A man who ran away as a 17-year-old to fight in the First World War is to receive a prestigious gallantry award from the French more than 80 years later.

James Davidson, now 101 and living in a Keighley nursing home, fought in some of the bloodiest battles in France between 1914 and 1918.

Now, more than 80 years later, the French are to present him with Legion d'Honneur - the Legion of Honour - which until recently was only presented to French heroes.

Mr Davidson, who lives at the Northfield Manor Residential Home in Keighley, says he is delighted he is being honoured for his courage and sacrifice by the French Government.

It will join the other World War One medals he received in 1918 - the rare Mons Star, only given to soldiers who fought in the first few months, the 1914-18 British War Medal and 1914-19 Victory Medal.

Today his grand-daughter Gillian Warriner, of Bingley, said: "We are very proud of grandfather and he is delighted with the award but he has a very short-term memory.

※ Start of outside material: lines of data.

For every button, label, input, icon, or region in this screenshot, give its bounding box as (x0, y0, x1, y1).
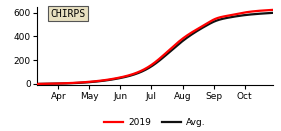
Avg. (205, 24, 209, 26)
Text: CHIRPS: CHIRPS (51, 9, 86, 19)
Avg. (128, 75, 132, 77)
Avg. (271, 12, 274, 14)
2019 (63, 83, 67, 84)
Avg. (63, 83, 67, 84)
Legend: 2019, Avg.: 2019, Avg. (100, 115, 209, 131)
2019 (207, 22, 210, 24)
Line: Avg.: Avg. (37, 13, 273, 84)
Avg. (183, 38, 187, 40)
2019 (271, 9, 274, 11)
2019 (128, 74, 132, 76)
Line: 2019: 2019 (37, 10, 273, 84)
Avg. (35, 83, 38, 85)
2019 (205, 23, 209, 24)
Avg. (207, 24, 210, 25)
2019 (183, 36, 187, 38)
2019 (35, 83, 38, 85)
Avg. (112, 78, 115, 80)
2019 (112, 78, 115, 80)
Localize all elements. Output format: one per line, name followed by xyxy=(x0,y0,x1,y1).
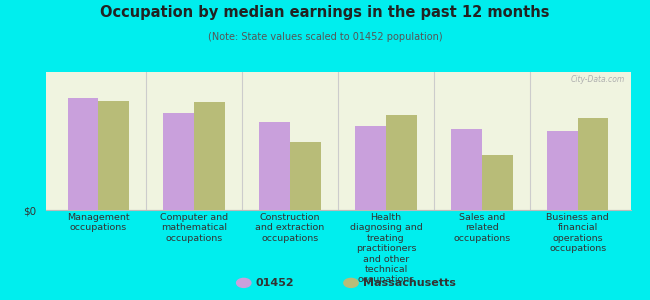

He now doesn't want to talk about the war whereas a few years ago he would tell some tales.

"He told us how he occasionally fell asleep on sentry duty and how, when he was gassed, they took him to the mortuary before they found he was still alive."

Now he enjoys the quiet life and seeing his great grandchildren Lucy, four, Emily, three and three-months-old Dominic.

The French Government today confirmed he is to receive the Legion of Honour which would be sent on to the Royal British Legion West Yorkshire branch which will arrange the presentation.

County officer David Durrans said as soon as it arrived he hoped to arrange a special presentation, possibly involving the Lord Mayor of Bradford.

"This is a very proud occasion for Mr Davidson and the Royal British Legion. The French Government wanted to honour these men and this year - the 80th anniversary of the armistice - is the last occasion they could do it."

He is one of only 250 throughout the country to receive the medal.

Mr Davidson, a retired farmer who was in the Lancashire Fusiliers, fought in the battle of the Somme in the summer of 1916.

He also faced tragedy at home when his wife Sarah died, aged 29, giving birth to their only daughter, Laura.

Milestones in the life of James Davidson

1897: Mr Davidson is born on the family farm in Cumbria on January 25. Soon after his 17th birthday he runs away to join the army.

About 1914: He enlists in the Lancashire Fusiliers and soon after training is posted out to France where he fights in the first great battle of Mons, which saw the British army in retreat.

1916: Sees him at the battle of the Somme which started on July 1, a notorious day in the history of the British army. There were 60,000 casualties on the first day - 20,000 dead - the highest in any single day of any army in the war. He is gassed, and presumed dead - but pulls through.

1918: At the end of the war he returns to farming in Cumbria.

1933: Tragedy strikes when his wife Sarah dies, aged 29, shortly after giving birth to daughter Laura.

1965: He retires and continues to live at home until the late 1990s when his granddaughter Gillian Warriner, of Bingley, gets him to move to Yorkshire to live at Northfield Manor residential home, Keighley.

1998: Honoured by the French and awarded the Legion d'Honneur medal for his courage and sacrifice in the 1914-18 War.